A group of muscle fibers innervated by one peripheral motor neuron and its axon constitutes a motor unit, while the nerve fibers (axon of the motor neuron) going to the muscle providing fine movements innervate 5-12 muscle fibers, while large muscles performing gross movements receive impulses along nerve fibers, each of which innervates from 100 to 1000 of their muscle fibers. The concept of a motor unit as a functional unit of the neuromotor apparatus was introduced by the English neurologist Ch. Sherrington (Sherrington Ch., 1857-1952). An average-sized muscle has several hundred motor units. A group of peripheral motor neurons innervating one muscle makes up the motor pool.
Damage to peripheral neurons leads to peripheral paralysis, which is characterized by complete immobility of the corresponding part of the body. Violation of the function of central motor neurons causes central paralysis, in which voluntary movements are absent, while reflex movements and synkinesis are excessive. In case of damage to part of the central motor neurons, pyramidal tracts or motor units involved in the innervation of the muscles of a certain part of the body, paresis occurs in it, which can be central or peripheral, depending on the damage to the elements of which neurons (central or peripheral) this paresis is caused .
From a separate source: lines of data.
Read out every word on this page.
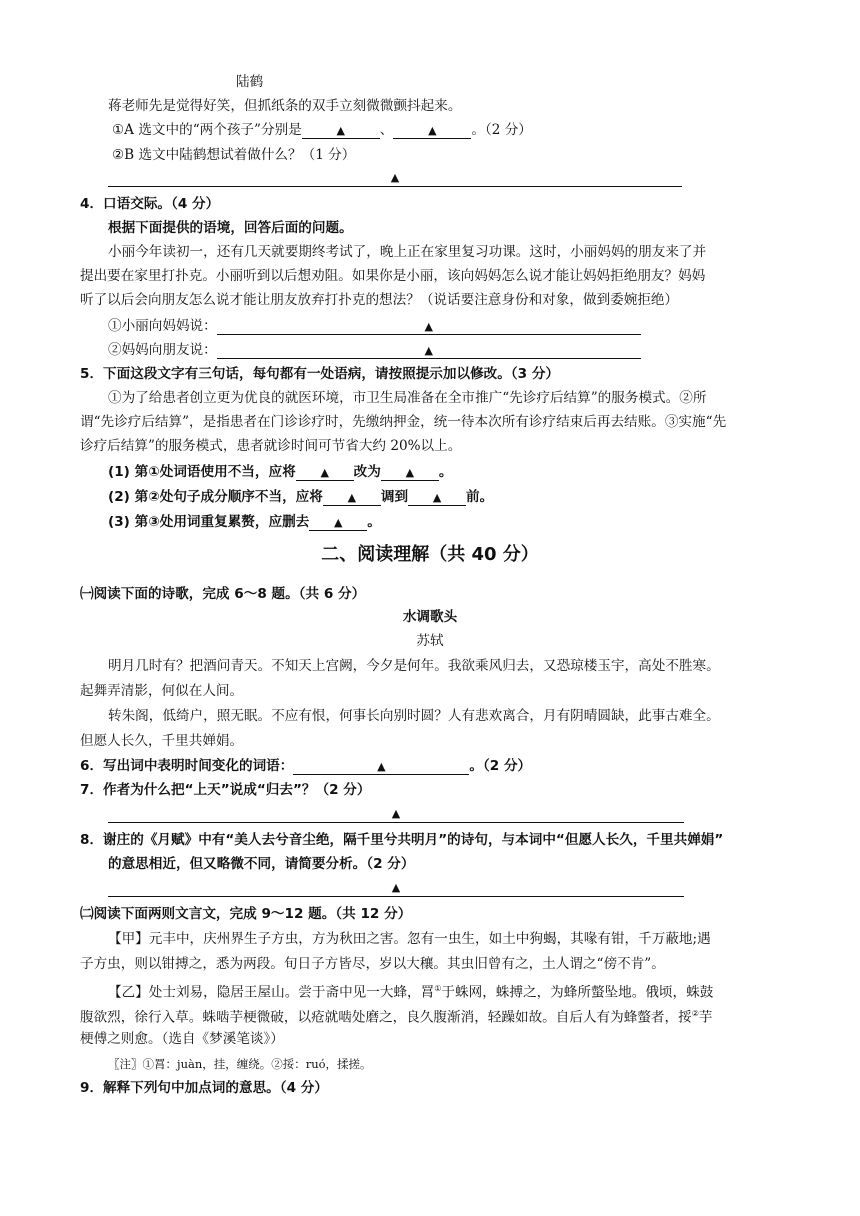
陆鹤
蒋老师先是觉得好笑，但抓纸条的双手立刻微微颤抖起来。
①A 选文中的“两个孩子”分别是	▲	、	▲	。（2 分）
②B 选文中陆鹤想试着做什么？（1 分）
▲
4．口语交际。（4 分）
根据下面提供的语境，回答后面的问题。
小丽今年读初一，还有几天就要期终考试了，晚上正在家里复习功课。这时，小丽妈妈的朋友来了并
提出要在家里打扑克。小丽听到以后想劝阻。如果你是小丽，该向妈妈怎么说才能让妈妈拒绝朋友？妈妈
听了以后会向朋友怎么说才能让朋友放弃打扑克的想法？（说话要注意身份和对象，做到委婉拒绝）
①小丽向妈妈说：	▲
②妈妈向朋友说：	▲
5．下面这段文字有三句话，每句都有一处语病，请按照提示加以修改。（3 分）
①为了给患者创立更为优良的就医环境，市卫生局准备在全市推广“先诊疗后结算”的服务模式。②所
谓“先诊疗后结算”，是指患者在门诊诊疗时，先缴纳押金，统一待本次所有诊疗结束后再去结账。③实施“先
诊疗后结算”的服务模式，患者就诊时间可节省大约 20%以上。
(1) 第①处词语使用不当，应将 ▲ 改为 ▲ 。
(2) 第②处句子成分顺序不当，应将 ▲ 调到 ▲ 前。
(3) 第③处用词重复累赘，应删去 ▲ 。
二、阅读理解（共 40 分）
㈠阅读下面的诗歌，完成 6～8 题。（共 6 分）
水调歌头
苏轼
明月几时有？把酒问青天。不知天上宫阙，今夕是何年。我欲乘风归去，又恐琼楼玉宇，高处不胜寒。
起舞弄清影，何似在人间。
转朱阁，低绮户，照无眠。不应有恨，何事长向别时圆？人有悲欢离合，月有阴晴圆缺，此事古难全。
但愿人长久，千里共婵娟。
6．写出词中表明时间变化的词语：	▲	。（2 分）
7．作者为什么把“上天”说成“归去”？（2 分）
▲
8．谢庄的《月赋》中有“美人去兮音尘绝，隔千里兮共明月”的诗句，与本词中“但愿人长久，千里共婵娟”
的意思相近，但又略微不同，请简要分析。（2 分）
▲
㈡阅读下面两则文言文，完成 9～12 题。（共 12 分）
【甲】元丰中，庆州界生子方虫，方为秋田之害。忽有一虫生，如土中狗蝎，其喙有钳，千万蔽地;遇
子方虫，则以钳搏之，悉为两段。旬日子方皆尽，岁以大穰。其虫旧曾有之，土人谓之“傍不肯”。
【乙】处士刘易，隐居王屋山。尝于斋中见一大蜂，罥①于蛛网，蛛搏之，为蜂所螫坠地。俄顷，蛛鼓
腹欲烈，徐行入草。蛛啮芋梗微破，以疮就啮处磨之，良久腹渐消，轻躁如故。自后人有为蜂螫者，挼②芋
梗傅之则愈。（选自《梦溪笔谈》）
〖注〗①罥：juàn，挂，缠绕。②挼：ruó，揉搓。
9．解释下列句中加点词的意思。（4 分）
Graphic basis for depicting conduction paths and reflex arcs
The diagram of pathways or reflex arcs requires a symbolic representation of the sections of the nervous system and the chain of neurons located in these sections.
Let's start with a picture of neurons. The first in the chain of neurons of the afferent pathway is the ganglion nerve cell, the body of which is always located in the peripheral part of the nervous system, in most cases in the sensitive nerve ganglion. In shape, a ganglion cell looks either like a bipolar neuron or (more often) like a pseudounipolar neuron (Fig. 1).
Rice. 1. Schematic representation of neurons and synaptic connections. Bipolar neuron (a); pseudounipolar neuron (b): 1 - receptor nerve ending, 2 - peripheral process (dendrite), 3 - neuron body, 4 - central process (axon), 5 - ending in contact with the second neuron in the chain, 6 - direction of impulse. Interneuron contact (c): 1 - first neuron, 2 - synapse, 3 - second neuron, 4 - direction of impulse. Motor neuron (d): 1 - neuron body, 2 - central process (axon), 3 - effector nerve ending, 4 - direction of impulse
The bodies of communication and motor neurons are located only in the central nervous system: communication - in centers of either the screen or nuclear type; motor - only in the motor nuclei (see Fig. 1).
For diagrams of most pathways and reflex arcs, a graphic representation of the parts of the nervous system is used (Fig. 2).